Au travail, Zachary affirme : « La représentation est importante. Je participe à un programme en 12 étapes où je peux raconter mon histoire, et les gens me considèrent comme quelqu’un qui a réussi. Il faut se trouver des modèles à suivre au travail. »
Si votre environnement de travail n’est pas sain et sûr sur le plan psychologique, dévoiler votre condition n’est peut-être pas la meilleure option. La maladie mentale fait encore l’objet d’une forte stigmatisation et
révéler votre état pourrait nuire à votre carrière. Une
étude menée à l’université Simon Fraser a démontré que c’est la culture d’entreprise, et non certaines politiques spécifiques, qui influence la décision de divulguer une maladie mentale dans le cadre professionnel. Les salariés évoluant dans des environnements de travail favorables étaient 55 % plus enclins à parler d’un problème de santé mentale à leur employeur. Ils faisaient preuve d’un engagement plus fort, étaient plus satisfaits de leur travail et occupaient leur poste plus longtemps que leurs homologues évoluant dans des environnements peu favorables.

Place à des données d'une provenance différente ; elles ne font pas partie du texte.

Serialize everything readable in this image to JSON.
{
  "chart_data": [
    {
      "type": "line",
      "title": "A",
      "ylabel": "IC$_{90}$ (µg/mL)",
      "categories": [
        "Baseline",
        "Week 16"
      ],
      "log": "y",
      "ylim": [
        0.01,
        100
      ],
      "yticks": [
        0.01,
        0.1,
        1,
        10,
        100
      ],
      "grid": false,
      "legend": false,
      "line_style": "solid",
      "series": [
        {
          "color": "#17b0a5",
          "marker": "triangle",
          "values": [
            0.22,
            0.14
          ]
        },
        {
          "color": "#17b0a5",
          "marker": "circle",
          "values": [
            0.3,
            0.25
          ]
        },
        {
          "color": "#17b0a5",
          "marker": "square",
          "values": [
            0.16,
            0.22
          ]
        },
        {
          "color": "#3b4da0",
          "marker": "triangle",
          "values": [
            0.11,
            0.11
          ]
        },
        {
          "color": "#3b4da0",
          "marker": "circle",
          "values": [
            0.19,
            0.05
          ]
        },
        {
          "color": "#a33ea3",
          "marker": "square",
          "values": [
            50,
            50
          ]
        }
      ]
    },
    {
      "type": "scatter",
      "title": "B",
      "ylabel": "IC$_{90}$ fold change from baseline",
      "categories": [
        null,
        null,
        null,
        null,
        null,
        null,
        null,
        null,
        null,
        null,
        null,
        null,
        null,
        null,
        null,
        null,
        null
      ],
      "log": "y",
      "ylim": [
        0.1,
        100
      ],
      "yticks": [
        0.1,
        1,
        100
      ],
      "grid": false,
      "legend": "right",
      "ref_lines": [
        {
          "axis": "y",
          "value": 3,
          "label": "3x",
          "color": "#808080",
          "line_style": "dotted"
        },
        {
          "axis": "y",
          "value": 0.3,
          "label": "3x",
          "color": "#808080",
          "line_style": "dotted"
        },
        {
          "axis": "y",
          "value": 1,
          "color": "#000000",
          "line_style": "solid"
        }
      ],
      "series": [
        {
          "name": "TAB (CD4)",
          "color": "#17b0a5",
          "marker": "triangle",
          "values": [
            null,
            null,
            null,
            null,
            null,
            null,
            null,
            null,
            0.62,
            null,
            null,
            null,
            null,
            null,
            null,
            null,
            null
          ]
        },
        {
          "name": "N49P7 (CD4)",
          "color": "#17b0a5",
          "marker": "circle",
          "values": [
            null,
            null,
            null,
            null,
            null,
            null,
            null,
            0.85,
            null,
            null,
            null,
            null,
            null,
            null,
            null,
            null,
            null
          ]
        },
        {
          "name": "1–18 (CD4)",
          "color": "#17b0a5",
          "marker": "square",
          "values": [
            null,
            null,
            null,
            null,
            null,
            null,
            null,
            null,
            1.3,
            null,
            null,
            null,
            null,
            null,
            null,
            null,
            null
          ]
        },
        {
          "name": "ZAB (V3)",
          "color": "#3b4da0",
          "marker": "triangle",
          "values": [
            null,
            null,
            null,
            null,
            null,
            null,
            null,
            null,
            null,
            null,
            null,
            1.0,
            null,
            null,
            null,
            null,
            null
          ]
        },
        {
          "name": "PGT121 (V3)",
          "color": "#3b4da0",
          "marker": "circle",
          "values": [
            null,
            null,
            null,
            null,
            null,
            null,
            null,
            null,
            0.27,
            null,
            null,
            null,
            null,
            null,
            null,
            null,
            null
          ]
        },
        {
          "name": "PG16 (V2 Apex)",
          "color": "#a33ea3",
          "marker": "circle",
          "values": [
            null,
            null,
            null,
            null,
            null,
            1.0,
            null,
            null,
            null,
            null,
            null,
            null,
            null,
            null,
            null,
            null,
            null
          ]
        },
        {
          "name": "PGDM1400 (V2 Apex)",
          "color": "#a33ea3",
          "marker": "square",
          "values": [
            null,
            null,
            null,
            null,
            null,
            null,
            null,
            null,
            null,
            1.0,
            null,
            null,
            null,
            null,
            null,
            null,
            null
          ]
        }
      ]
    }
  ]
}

Selon une étude récente de
Recherche en santé mentale Canada, les individus les plus durement touchés par des problèmes de santé mentale au pays sont ceux qui sont en début de carrière ou à l’apogée de leur vie active. Pour autant, le travail joue souvent un rôle primordial dans le parcours de rétablissement des personnes atteintes de troubles mentaux, car il leur
apporte un sentiment d’identité et un but dans la vie. Une
étude de 2025 a démontré que « l’emploi favorisait la conscience de soi, son affirmation et l’épanouissement personnel » et que « les politiques en milieu de travail encourageant la conscience de soi, l’affirmation de soi et le soutien par les pairs aidants amélioraient le maintien en poste et le bien-être ».
En cette fête du Travail, prenez un moment pour réfléchir au fait que vos collègues ont probablement vécu des épreuves dont vous n’aurez jamais connaissance, mais qu’ils évoluent néanmoins avec brio dans le cadre de leurs fonctions. Si vous êtes touché par la maladie mentale et que vous vous demandez s’il vous est possible d’évoluer avec succès au travail, suivez l’exemple de Lakshala, Meg et Zachary : il est tout à fait envisageable de s’épanouir au travail, surtout si vous trouvez une communauté accueillante, si l’on vous offre la flexibilité et la stabilité dont vous avez besoin, et si vous exercez un métier qui est source d’épanouissement et non d’épuisement.